The PRA has published a statement on consumer credit following its review of consumer credit lending, which examined PRA-regulated firms’ asset quality and underwriting practices for credit cards, unsecured personal loans and motor finance. The statement summarises the findings from the PRA review and outlines issues arising for PRA-authorised firms that provide consumer credit to consider and act upon.
Following its review, the PRA is requesting evidence from all firms with material exposures to consumer credit of how they will, across consumer credit portfolios, ensure that:
- credit-scoring adequately captures medium-term risk;
- stress-testing approached do not under-estimate potential downturn risk;
- any loss leader segments are explicitly reported and monitored;
- consideration is given to whether, at the cut-off point for new business, a prudent add-on is or should be applied;
- the Consumer Credit Sourcebook has been interpreted prudently in underwriting;
- a borrower’s total debt, including secured debt, is taken into account in the underwriting process; and
- firms’ risk appetite, management information and governance frameworks are sufficient to oversee consumer credit portfolios, including controls embedded to prevent unintended drift in underwriting, overall asset quality or pricing-for-risk standards, and board oversight of this.
Firms should also ensure that the following potential issues on specific consumer credit products have been addressed and mitigated appropriately, and be in a position to provide the following evidence to their supervisor:
- for 0% interest credit card offers, firms should be able to justify the assumptions and time periods used for forecasting the net present value of new business;
- for unsecured personal loans, firms should provide evidence of how their underwriting assessment and pricing of long-tenor or higher-amount loans take into account consumers’ motivation for borrowing, and borrowers’ overall indebtedness; and
- for motor finance, guaranteed future values should be set in a prudent manner compared with the expected future value of the car.
For firms with materials consumer credit portfolios, supervisors are requesting evidence of how they are addressing risk and concerns, and assurance that firms’ own boards are satisfied with how the PRA’s concerns are being addressed.

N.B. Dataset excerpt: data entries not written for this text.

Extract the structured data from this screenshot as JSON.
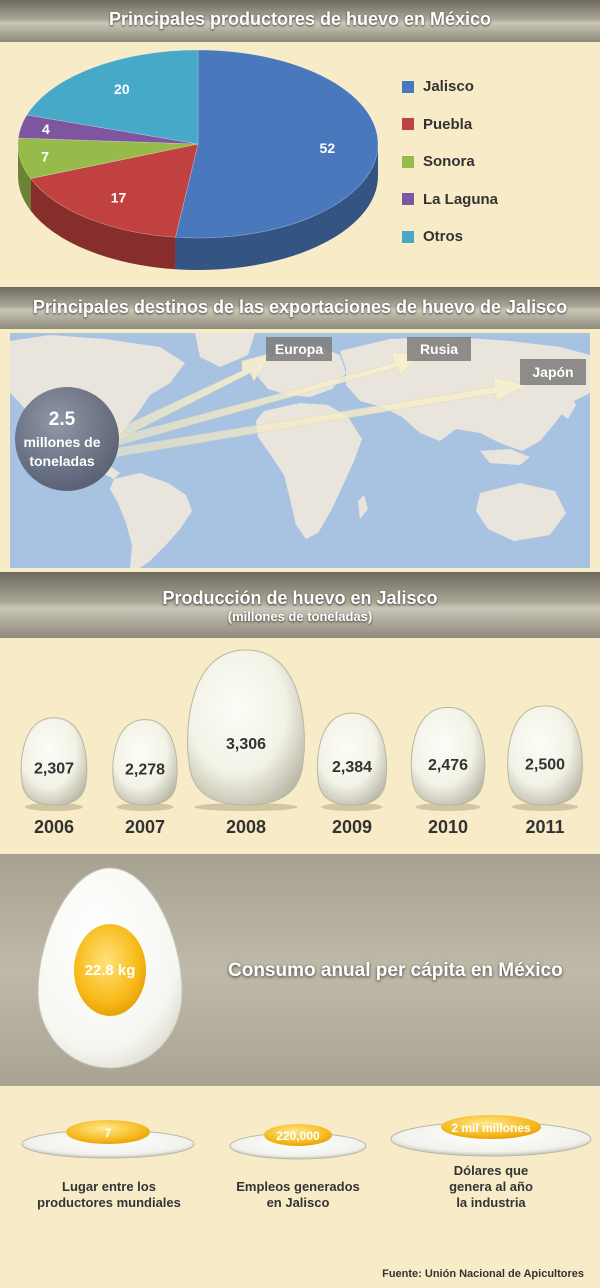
{
  "pie_section": {
    "title": "Principales productores de huevo en México"
  },
  "map_section": {
    "title": "Principales destinos de las exportaciones de huevo de Jalisco",
    "volume_value": "2.5",
    "volume_unit_line1": "millones de",
    "volume_unit_line2": "toneladas",
    "destinations": [
      "Europa",
      "Rusia",
      "Japón"
    ]
  },
  "production_section": {
    "title": "Producción de huevo en Jalisco",
    "subtitle": "(millones de toneladas)"
  },
  "consumo": {
    "value_label": "22.8 kg",
    "label": "Consumo anual per cápita en México"
  },
  "facts": [
    {
      "value": "7",
      "line1": "Lugar entre los",
      "line2": "productores mundiales",
      "line3": ""
    },
    {
      "value": "220,000",
      "line1": "Empleos generados",
      "line2": "en Jalisco",
      "line3": ""
    },
    {
      "value": "2 mil millones",
      "line1": "Dólares que",
      "line2": "genera al año",
      "line3": "la industria"
    }
  ],
  "source": "Fuente: Unión Nacional de Apicultores",
  "chart_data": [
    {
      "type": "pie",
      "title": "Principales productores de huevo en México",
      "categories": [
        "Jalisco",
        "Puebla",
        "Sonora",
        "La Laguna",
        "Otros"
      ],
      "values": [
        52,
        17,
        7,
        4,
        20
      ],
      "colors": [
        "#4a78bd",
        "#c0413f",
        "#97bb4b",
        "#7e56a0",
        "#46a9c8"
      ],
      "legend": "right"
    },
    {
      "type": "bar",
      "title": "Producción de huevo en Jalisco",
      "subtitle": "(millones de toneladas)",
      "categories": [
        "2006",
        "2007",
        "2008",
        "2009",
        "2010",
        "2011"
      ],
      "values": [
        2307,
        2278,
        3306,
        2384,
        2476,
        2500
      ],
      "value_labels": [
        "2,307",
        "2,278",
        "3,306",
        "2,384",
        "2,476",
        "2,500"
      ]
    }
  ]
}
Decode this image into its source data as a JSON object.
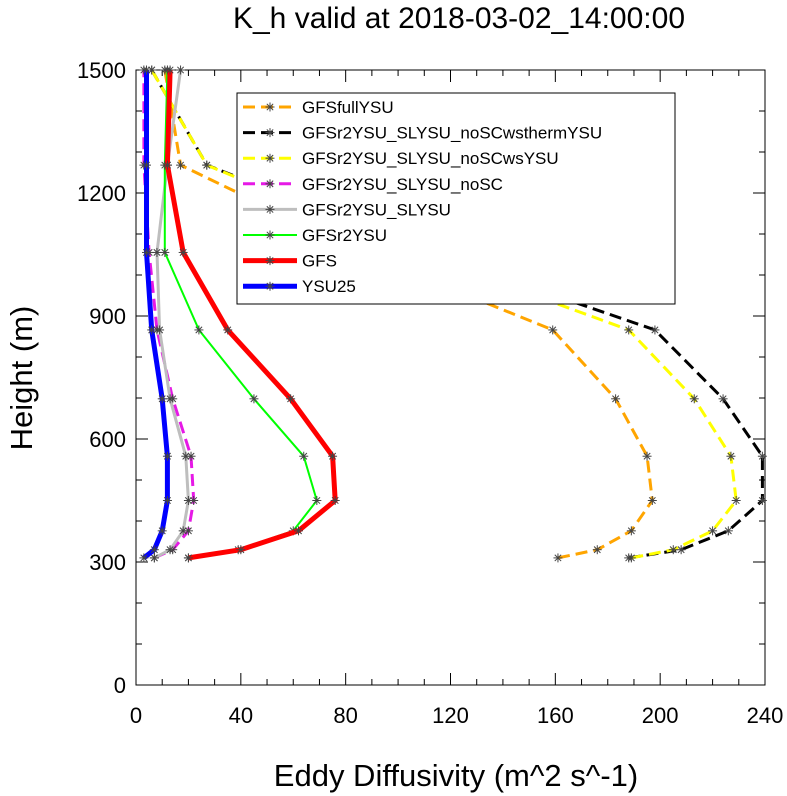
{
  "chart_data": {
    "type": "line",
    "title": "K_h valid at 2018-03-02_14:00:00",
    "xlabel": "Eddy Diffusivity (m^2 s^-1)",
    "ylabel": "Height (m)",
    "xlim": [
      0,
      240
    ],
    "ylim": [
      0,
      1500
    ],
    "xticks": [
      "0",
      "40",
      "80",
      "120",
      "160",
      "200",
      "240"
    ],
    "yticks": [
      "0",
      "300",
      "600",
      "900",
      "1200",
      "1500"
    ],
    "legend_position": "top-right",
    "series": [
      {
        "name": "GFSfullYSU",
        "color": "#FFA500",
        "dash": true,
        "width": 3,
        "points": [
          [
            161,
            310
          ],
          [
            176,
            330
          ],
          [
            189,
            376
          ],
          [
            197,
            450
          ],
          [
            195,
            558
          ],
          [
            183,
            698
          ],
          [
            159,
            866
          ],
          [
            86,
            1055
          ],
          [
            17,
            1268
          ],
          [
            11,
            1500
          ]
        ]
      },
      {
        "name": "GFSr2YSU_SLYSU_noSCwsthermYSU",
        "color": "#000000",
        "dash": true,
        "width": 3,
        "points": [
          [
            188,
            310
          ],
          [
            208,
            330
          ],
          [
            226,
            376
          ],
          [
            239,
            450
          ],
          [
            239,
            558
          ],
          [
            224,
            698
          ],
          [
            198,
            866
          ],
          [
            112,
            1055
          ],
          [
            27,
            1268
          ],
          [
            6,
            1500
          ]
        ]
      },
      {
        "name": "GFSr2YSU_SLYSU_noSCwsYSU",
        "color": "#FFFF00",
        "dash": true,
        "width": 3,
        "points": [
          [
            189,
            310
          ],
          [
            205,
            330
          ],
          [
            220,
            376
          ],
          [
            229,
            450
          ],
          [
            227,
            558
          ],
          [
            213,
            698
          ],
          [
            188,
            866
          ],
          [
            107,
            1055
          ],
          [
            27,
            1268
          ],
          [
            6,
            1500
          ]
        ]
      },
      {
        "name": "GFSr2YSU_SLYSU_noSC",
        "color": "#E619E6",
        "dash": true,
        "width": 3,
        "points": [
          [
            7,
            310
          ],
          [
            14,
            330
          ],
          [
            20,
            376
          ],
          [
            22,
            450
          ],
          [
            21,
            558
          ],
          [
            14,
            698
          ],
          [
            8,
            866
          ],
          [
            5,
            1055
          ],
          [
            3,
            1268
          ],
          [
            3,
            1500
          ]
        ]
      },
      {
        "name": "GFSr2YSU_SLYSU",
        "color": "#BEBEBE",
        "dash": false,
        "width": 3,
        "points": [
          [
            7,
            310
          ],
          [
            13,
            330
          ],
          [
            18,
            376
          ],
          [
            20,
            450
          ],
          [
            19,
            558
          ],
          [
            13,
            698
          ],
          [
            9,
            866
          ],
          [
            8,
            1055
          ],
          [
            12,
            1268
          ],
          [
            17,
            1500
          ]
        ]
      },
      {
        "name": "GFSr2YSU",
        "color": "#00FF00",
        "dash": false,
        "width": 2,
        "points": [
          [
            20,
            310
          ],
          [
            39,
            330
          ],
          [
            60,
            376
          ],
          [
            69,
            450
          ],
          [
            64,
            558
          ],
          [
            45,
            698
          ],
          [
            24,
            866
          ],
          [
            11,
            1055
          ],
          [
            11,
            1268
          ],
          [
            12,
            1500
          ]
        ]
      },
      {
        "name": "GFS",
        "color": "#FF0000",
        "dash": false,
        "width": 5,
        "points": [
          [
            20,
            310
          ],
          [
            40,
            330
          ],
          [
            62,
            376
          ],
          [
            76,
            450
          ],
          [
            75,
            558
          ],
          [
            59,
            698
          ],
          [
            35,
            866
          ],
          [
            18,
            1055
          ],
          [
            12,
            1268
          ],
          [
            13,
            1500
          ]
        ]
      },
      {
        "name": "YSU25",
        "color": "#0000FF",
        "dash": false,
        "width": 5,
        "points": [
          [
            3,
            310
          ],
          [
            7,
            330
          ],
          [
            10,
            376
          ],
          [
            12,
            450
          ],
          [
            12,
            558
          ],
          [
            10,
            698
          ],
          [
            6,
            866
          ],
          [
            4,
            1055
          ],
          [
            4,
            1268
          ],
          [
            4,
            1500
          ]
        ]
      }
    ]
  }
}
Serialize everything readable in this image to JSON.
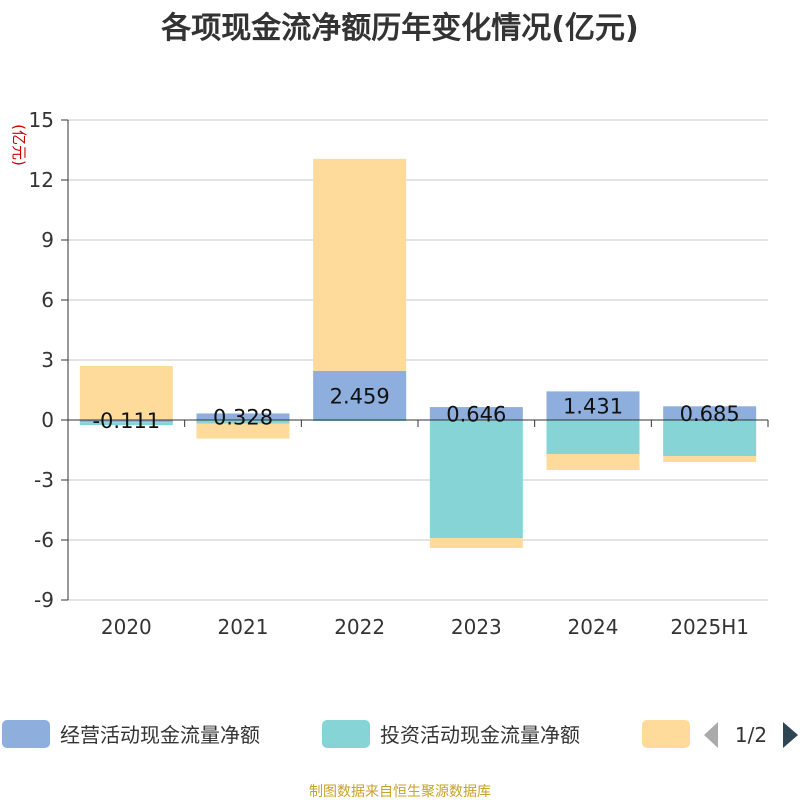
{
  "chart_data": {
    "type": "bar",
    "stacked": true,
    "title": "各项现金流净额历年变化情况(亿元)",
    "unit_label": "(亿元)",
    "categories": [
      "2020",
      "2021",
      "2022",
      "2023",
      "2024",
      "2025H1"
    ],
    "ylim": [
      -9,
      15
    ],
    "yticks": [
      15,
      12,
      9,
      6,
      3,
      0,
      -3,
      -6,
      -9
    ],
    "grid": true,
    "legend_position": "bottom",
    "series": [
      {
        "name": "经营活动现金流量净额",
        "color": "#8eaedd",
        "values": [
          -0.111,
          0.328,
          2.459,
          0.646,
          1.431,
          0.685
        ],
        "labels": [
          "-0.111",
          "0.328",
          "2.459",
          "0.646",
          "1.431",
          "0.685"
        ]
      },
      {
        "name": "投资活动现金流量净额",
        "color": "#86d4d6",
        "values": [
          -0.15,
          -0.18,
          -0.05,
          -5.9,
          -1.7,
          -1.8
        ]
      },
      {
        "name": "",
        "color": "#fedb9b",
        "values": [
          2.7,
          -0.75,
          10.6,
          -0.5,
          -0.8,
          -0.3
        ]
      }
    ]
  },
  "legend": {
    "page": "1/2"
  },
  "footer": "制图数据来自恒生聚源数据库"
}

Firms should cover the three consumer credit products, with a level of detail for each product proportionate to their importance to the firm’s business model and the level of exposure, and include quantifiable evidence to the support statements and assertions.
The statement also reports that the Bank of England will bring forward the assessment of stressed losses on consumer credit lending in its annual cyclical stress (ACS) test for the major firms. In addition, the PRA will work with firms not captured by the ACS stress test, but with relatively high exposures to consumer credit, to review their resilience against the 2017, or similar, stress scenario and provide feedback privately.